Liver enzymes decreased significantly in all three intervention groups in this study. Similar results have been reported in previous studies by flaxseed supplementation or adherence to FMD in patients with MASLD [12, 17, 35]. In confirmation of the available evidence, in the current study, a significant decrease in fibrosis and steatosis was seen in all groups, and the largest decrease was related to the combination of flaxseed and FMD. In previous studies, flaxseed supplementation alone [12] showed promising results in inhibiting hepatic fat accumulation and significantly reduced fibrosis and steatosis scores. Similarly, adherence to FMD alone or along with other interventions has also shown a significant reduction in liver fat content [17, 36].

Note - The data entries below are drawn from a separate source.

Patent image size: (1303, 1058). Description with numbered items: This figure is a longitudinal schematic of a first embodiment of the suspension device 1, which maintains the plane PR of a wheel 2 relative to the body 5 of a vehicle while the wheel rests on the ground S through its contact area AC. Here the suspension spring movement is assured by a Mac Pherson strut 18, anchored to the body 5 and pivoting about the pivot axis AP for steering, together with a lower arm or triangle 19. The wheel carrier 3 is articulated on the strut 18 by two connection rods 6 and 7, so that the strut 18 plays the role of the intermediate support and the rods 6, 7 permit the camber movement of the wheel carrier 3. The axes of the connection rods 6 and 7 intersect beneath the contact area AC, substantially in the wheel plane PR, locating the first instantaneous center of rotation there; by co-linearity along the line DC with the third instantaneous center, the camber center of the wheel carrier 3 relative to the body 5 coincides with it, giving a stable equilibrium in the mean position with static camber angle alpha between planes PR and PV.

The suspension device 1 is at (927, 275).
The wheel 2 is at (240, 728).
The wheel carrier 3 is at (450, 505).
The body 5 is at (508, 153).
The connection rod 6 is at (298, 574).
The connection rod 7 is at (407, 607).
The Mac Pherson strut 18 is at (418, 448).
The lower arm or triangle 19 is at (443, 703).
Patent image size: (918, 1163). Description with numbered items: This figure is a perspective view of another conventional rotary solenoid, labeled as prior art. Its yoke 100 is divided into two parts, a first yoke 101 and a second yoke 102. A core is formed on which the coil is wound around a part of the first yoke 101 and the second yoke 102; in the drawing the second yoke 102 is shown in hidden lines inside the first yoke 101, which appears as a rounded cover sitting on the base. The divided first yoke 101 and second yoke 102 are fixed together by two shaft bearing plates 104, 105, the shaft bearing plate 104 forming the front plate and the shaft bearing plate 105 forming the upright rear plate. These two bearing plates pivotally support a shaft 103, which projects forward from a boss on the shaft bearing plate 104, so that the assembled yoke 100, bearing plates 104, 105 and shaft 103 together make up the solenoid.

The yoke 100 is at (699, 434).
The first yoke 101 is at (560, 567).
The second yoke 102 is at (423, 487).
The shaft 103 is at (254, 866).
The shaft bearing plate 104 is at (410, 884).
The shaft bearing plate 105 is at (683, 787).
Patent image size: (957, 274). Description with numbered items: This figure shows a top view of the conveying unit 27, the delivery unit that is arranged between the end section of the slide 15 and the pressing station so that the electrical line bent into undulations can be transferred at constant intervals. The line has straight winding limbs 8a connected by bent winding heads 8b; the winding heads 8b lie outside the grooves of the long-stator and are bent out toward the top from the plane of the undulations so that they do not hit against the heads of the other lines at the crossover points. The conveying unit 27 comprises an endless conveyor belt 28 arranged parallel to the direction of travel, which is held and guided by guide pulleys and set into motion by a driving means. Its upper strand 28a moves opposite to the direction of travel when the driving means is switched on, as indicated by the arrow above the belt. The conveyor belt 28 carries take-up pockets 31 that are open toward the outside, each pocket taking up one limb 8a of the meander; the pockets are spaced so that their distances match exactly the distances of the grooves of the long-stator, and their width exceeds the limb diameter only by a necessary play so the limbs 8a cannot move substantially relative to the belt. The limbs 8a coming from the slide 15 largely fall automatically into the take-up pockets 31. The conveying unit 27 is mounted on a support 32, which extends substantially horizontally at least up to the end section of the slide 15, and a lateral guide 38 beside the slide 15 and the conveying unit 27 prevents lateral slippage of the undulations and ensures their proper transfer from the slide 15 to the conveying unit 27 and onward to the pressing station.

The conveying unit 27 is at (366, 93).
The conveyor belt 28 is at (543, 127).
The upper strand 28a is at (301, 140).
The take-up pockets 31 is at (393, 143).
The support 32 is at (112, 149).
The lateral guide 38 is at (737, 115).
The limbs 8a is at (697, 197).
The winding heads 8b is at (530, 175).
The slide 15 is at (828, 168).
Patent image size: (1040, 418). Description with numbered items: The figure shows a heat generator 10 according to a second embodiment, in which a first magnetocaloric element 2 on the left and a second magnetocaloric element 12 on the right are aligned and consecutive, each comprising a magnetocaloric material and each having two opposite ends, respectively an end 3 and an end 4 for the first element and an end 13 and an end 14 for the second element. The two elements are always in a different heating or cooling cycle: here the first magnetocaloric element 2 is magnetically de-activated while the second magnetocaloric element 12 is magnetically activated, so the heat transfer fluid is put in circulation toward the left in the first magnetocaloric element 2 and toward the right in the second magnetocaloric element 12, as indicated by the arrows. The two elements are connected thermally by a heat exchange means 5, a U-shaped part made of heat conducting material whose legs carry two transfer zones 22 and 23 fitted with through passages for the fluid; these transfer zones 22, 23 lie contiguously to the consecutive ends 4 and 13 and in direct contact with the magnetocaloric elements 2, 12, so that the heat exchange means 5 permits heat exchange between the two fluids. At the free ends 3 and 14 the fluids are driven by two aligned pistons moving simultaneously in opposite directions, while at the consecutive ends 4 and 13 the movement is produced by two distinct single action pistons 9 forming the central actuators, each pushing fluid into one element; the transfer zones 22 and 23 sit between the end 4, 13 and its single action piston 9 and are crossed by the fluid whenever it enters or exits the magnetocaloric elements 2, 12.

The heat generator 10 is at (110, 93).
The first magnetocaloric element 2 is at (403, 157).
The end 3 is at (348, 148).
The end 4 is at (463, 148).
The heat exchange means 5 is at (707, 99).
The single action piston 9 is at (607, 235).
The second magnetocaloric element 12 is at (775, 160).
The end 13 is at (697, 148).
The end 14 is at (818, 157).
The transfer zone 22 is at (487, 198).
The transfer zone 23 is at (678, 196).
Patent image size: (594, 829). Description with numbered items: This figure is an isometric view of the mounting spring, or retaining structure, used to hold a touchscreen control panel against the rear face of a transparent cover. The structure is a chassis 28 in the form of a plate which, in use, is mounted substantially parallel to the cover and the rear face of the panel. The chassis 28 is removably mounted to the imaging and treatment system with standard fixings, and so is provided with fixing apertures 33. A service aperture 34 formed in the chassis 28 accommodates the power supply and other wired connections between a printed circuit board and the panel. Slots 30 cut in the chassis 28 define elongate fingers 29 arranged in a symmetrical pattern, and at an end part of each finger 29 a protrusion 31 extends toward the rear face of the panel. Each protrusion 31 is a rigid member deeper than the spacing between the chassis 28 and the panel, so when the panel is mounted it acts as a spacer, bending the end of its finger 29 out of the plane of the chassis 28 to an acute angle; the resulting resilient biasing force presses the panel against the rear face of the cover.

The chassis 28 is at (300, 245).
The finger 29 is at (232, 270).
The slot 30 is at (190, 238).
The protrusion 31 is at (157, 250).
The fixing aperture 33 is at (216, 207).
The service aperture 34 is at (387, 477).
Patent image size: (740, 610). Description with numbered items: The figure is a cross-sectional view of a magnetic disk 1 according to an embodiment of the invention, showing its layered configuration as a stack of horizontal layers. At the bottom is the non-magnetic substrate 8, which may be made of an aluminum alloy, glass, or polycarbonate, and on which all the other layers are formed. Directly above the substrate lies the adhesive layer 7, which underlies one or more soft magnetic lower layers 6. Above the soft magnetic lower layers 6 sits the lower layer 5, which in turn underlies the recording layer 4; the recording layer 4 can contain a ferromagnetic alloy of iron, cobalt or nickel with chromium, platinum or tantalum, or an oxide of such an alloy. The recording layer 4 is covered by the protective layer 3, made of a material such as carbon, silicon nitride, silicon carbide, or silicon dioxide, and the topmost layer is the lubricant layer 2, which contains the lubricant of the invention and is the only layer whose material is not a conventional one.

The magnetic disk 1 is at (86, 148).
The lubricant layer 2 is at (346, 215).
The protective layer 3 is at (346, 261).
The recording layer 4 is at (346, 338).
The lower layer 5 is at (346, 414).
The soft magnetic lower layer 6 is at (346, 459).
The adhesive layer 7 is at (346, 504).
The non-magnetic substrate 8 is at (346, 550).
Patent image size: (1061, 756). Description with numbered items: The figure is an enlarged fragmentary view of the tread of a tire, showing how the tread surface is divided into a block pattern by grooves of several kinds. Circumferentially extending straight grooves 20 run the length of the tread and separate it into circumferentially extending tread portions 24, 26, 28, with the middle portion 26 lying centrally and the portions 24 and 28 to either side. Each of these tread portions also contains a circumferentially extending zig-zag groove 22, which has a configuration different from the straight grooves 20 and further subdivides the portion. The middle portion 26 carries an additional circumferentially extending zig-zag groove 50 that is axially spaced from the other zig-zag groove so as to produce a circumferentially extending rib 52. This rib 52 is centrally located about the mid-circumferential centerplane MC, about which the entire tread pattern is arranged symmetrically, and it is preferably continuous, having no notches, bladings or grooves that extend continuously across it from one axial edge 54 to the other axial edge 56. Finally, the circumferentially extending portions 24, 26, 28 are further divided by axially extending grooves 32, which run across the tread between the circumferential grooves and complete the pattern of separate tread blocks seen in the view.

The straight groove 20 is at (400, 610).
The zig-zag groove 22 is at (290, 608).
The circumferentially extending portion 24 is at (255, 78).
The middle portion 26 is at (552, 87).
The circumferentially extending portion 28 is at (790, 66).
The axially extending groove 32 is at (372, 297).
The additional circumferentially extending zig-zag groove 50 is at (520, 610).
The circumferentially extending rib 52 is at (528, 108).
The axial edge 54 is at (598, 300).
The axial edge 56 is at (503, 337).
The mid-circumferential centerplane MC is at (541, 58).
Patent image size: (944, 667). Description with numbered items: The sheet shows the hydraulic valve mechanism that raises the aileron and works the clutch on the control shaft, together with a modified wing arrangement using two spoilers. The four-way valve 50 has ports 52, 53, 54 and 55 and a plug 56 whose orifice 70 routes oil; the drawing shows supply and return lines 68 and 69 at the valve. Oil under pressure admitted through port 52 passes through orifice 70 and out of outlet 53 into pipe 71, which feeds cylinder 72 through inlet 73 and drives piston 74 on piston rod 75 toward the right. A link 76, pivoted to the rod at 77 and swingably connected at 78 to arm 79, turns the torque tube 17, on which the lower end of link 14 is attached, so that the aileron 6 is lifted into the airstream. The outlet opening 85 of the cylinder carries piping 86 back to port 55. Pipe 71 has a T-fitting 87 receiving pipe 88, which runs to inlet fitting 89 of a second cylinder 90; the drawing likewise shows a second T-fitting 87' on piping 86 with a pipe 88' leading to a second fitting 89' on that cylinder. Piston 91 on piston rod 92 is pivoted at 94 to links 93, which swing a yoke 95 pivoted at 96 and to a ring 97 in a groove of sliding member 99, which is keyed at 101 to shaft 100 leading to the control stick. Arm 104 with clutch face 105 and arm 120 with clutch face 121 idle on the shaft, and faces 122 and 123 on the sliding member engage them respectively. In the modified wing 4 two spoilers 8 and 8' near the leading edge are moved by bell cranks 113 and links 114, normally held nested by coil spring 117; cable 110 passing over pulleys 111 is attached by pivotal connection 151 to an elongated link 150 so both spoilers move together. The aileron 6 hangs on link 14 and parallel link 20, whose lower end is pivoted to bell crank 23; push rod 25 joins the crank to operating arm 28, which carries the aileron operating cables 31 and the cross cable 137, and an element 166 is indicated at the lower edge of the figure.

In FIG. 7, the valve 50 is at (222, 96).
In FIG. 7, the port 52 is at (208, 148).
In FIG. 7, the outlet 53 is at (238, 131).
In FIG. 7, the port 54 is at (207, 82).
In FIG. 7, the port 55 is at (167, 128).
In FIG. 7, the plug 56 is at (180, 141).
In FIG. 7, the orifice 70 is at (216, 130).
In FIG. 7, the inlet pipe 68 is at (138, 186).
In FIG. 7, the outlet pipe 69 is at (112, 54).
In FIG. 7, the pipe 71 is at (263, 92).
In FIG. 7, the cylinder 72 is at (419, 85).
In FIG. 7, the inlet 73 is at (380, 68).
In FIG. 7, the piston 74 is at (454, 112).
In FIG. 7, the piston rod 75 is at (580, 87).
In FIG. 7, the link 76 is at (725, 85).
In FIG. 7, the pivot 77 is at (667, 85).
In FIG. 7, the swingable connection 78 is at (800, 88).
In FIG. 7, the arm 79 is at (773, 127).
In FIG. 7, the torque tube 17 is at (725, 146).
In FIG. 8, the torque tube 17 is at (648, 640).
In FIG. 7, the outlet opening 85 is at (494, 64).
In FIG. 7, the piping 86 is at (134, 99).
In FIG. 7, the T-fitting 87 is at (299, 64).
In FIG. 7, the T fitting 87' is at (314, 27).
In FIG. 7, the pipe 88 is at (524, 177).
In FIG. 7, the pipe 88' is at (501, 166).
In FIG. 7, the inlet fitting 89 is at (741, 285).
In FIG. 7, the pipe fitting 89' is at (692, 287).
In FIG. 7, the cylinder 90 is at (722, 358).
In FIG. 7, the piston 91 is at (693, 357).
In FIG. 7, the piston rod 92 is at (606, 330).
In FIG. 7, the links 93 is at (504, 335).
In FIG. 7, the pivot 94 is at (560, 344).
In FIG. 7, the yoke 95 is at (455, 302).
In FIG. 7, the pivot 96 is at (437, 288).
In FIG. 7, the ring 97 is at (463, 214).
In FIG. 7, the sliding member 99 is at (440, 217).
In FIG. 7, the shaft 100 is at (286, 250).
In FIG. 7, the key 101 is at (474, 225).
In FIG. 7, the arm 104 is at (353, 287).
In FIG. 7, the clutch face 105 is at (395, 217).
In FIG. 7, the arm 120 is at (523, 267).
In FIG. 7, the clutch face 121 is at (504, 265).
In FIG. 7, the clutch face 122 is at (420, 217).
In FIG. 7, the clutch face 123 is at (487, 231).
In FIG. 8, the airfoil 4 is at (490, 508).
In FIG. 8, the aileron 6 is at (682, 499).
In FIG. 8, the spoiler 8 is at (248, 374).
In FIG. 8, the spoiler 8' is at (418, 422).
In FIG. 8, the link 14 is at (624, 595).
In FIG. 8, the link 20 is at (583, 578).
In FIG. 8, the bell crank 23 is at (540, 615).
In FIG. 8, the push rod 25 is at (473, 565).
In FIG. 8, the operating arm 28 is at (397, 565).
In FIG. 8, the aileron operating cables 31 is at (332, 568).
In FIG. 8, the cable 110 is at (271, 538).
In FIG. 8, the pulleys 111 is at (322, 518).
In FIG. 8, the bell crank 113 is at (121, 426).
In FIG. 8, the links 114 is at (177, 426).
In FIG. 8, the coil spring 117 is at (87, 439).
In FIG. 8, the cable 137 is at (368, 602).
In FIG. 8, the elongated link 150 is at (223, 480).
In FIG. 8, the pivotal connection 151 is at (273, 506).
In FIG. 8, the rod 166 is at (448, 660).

The following limitations of the study should be considered in interpreting the results. First, the study interventions, although randomized, were administered in an open-label manner. Second, the sample size of 25 subjects per each treatment group was small. Third, the trial duration was only 12 weeks. Fourth, we used ultrasound elastography (FibroScan) to measure hepatic steatosis and stiffness rather than assessing histopathology with liver biopsy. Baseline fibrosis scores were not indicative of significant fibrosis. Finally, Omega-3 intake did not increase at 12 weeks (Table 2) suggesting that the study participants were not adherent to the recommended flax powder consumption.
Conclusion
In conclusion, our data indicate that the combination of FMD with flaxseed consumption is not superior to any of these interventions alone in the management of MASLD. Further research with different duration, larger sample size, and different forms of flaxseed (oil and whole seed) are needed to find the optimum dosage and duration of the supplementation.